Le montant de l’investissement variera de 250 à 280 millions d’euros* et le calendrier se décale de six à huit mois, ce qui reste acceptable. Le modèle d’affaires reste sur un projet rentable et pas trop gourmand en fonds publics, au vu des programmes de subvention qui se mettent en place pour favoriser les filières de production de carburants renouvelables. Des annonces gouvernementales devraient être formulées par le gouvernement d’ici juillet, nous espérons entrer dans ce cadre-là. L’avantage pour le territoire est que le nombre d’emplois promis ne sera pas, lui, diminué. Nous étudions aussi avec l’Etat et SNCF Fret l’approvisionnement par voie ferrée pour atténuer l’impact logistique.
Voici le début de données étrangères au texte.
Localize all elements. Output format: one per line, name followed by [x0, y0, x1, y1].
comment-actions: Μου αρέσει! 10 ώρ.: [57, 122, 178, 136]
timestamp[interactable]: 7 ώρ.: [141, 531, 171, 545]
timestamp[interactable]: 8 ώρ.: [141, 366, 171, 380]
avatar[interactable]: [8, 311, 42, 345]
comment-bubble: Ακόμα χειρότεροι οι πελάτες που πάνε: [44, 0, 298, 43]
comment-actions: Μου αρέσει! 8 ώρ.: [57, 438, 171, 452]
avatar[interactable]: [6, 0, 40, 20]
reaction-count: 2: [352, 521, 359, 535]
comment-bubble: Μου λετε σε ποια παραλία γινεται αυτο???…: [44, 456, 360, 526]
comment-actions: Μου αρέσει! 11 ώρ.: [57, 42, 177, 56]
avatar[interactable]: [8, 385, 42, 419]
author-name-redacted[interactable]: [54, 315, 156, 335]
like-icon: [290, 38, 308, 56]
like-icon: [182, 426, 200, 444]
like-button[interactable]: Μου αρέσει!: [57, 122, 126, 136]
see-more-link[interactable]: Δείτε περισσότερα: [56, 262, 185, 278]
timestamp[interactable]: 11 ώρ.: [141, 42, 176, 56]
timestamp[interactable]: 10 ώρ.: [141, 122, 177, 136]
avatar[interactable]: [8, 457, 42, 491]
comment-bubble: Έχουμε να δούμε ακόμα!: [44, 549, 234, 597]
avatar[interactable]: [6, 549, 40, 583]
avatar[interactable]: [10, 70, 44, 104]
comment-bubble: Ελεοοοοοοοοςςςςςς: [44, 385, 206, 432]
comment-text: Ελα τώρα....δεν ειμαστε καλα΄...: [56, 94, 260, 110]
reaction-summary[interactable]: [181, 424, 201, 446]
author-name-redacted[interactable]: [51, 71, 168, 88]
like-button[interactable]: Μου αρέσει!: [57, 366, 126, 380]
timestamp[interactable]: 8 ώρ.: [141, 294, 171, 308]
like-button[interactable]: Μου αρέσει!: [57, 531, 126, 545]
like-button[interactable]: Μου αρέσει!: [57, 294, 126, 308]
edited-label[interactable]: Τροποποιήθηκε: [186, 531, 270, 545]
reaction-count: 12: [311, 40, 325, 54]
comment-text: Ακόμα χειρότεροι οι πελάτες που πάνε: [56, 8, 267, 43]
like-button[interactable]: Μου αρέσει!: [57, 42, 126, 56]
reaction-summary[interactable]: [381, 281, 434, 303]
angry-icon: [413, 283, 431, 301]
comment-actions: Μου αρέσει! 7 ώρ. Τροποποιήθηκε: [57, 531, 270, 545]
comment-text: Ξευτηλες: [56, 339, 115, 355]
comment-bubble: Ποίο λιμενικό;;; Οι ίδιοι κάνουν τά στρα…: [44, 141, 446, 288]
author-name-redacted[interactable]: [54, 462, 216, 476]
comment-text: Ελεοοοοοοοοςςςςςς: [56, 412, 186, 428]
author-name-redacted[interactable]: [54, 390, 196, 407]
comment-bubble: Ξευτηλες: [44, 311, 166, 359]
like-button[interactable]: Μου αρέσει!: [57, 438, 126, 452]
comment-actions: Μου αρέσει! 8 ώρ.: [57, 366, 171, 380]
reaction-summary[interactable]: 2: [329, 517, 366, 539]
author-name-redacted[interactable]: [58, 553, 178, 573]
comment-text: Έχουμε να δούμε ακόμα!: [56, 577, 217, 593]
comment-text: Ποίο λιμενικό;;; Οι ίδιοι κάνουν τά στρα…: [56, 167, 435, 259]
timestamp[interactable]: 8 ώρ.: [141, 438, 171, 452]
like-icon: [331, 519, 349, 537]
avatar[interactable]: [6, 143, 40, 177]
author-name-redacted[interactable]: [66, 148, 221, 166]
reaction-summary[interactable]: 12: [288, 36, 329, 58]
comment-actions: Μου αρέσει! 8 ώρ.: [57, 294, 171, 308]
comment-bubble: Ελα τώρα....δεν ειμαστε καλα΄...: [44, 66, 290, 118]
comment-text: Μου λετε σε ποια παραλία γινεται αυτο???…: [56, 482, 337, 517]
Avec Gazel Energie, nous travaillons sur l’emprise foncière, la répartition des équipements sur les zones potentielles, pour les éloigner au mieux des habitations.
Enfin, nous changerons dans les semaines qui viennent le nom du projet. Il ne s’appellera plus "Hynovera" pour éviter tout risque de confusion, compte tenu des modifications substantielles apportées au dossier initial. Tous ces changements résultent vraiment des réflexions issues de la concertation publique, ils n’avaient pas été envisagés à un moment ou un autre dans la préparation du projet.
* L’investissement initial était de 460 millions d’euros. La mise en service est désormais prévue au 2e semestre 2028 pour une construction entre 2025 et 2028 et 200 emplois directs et indirects à terme.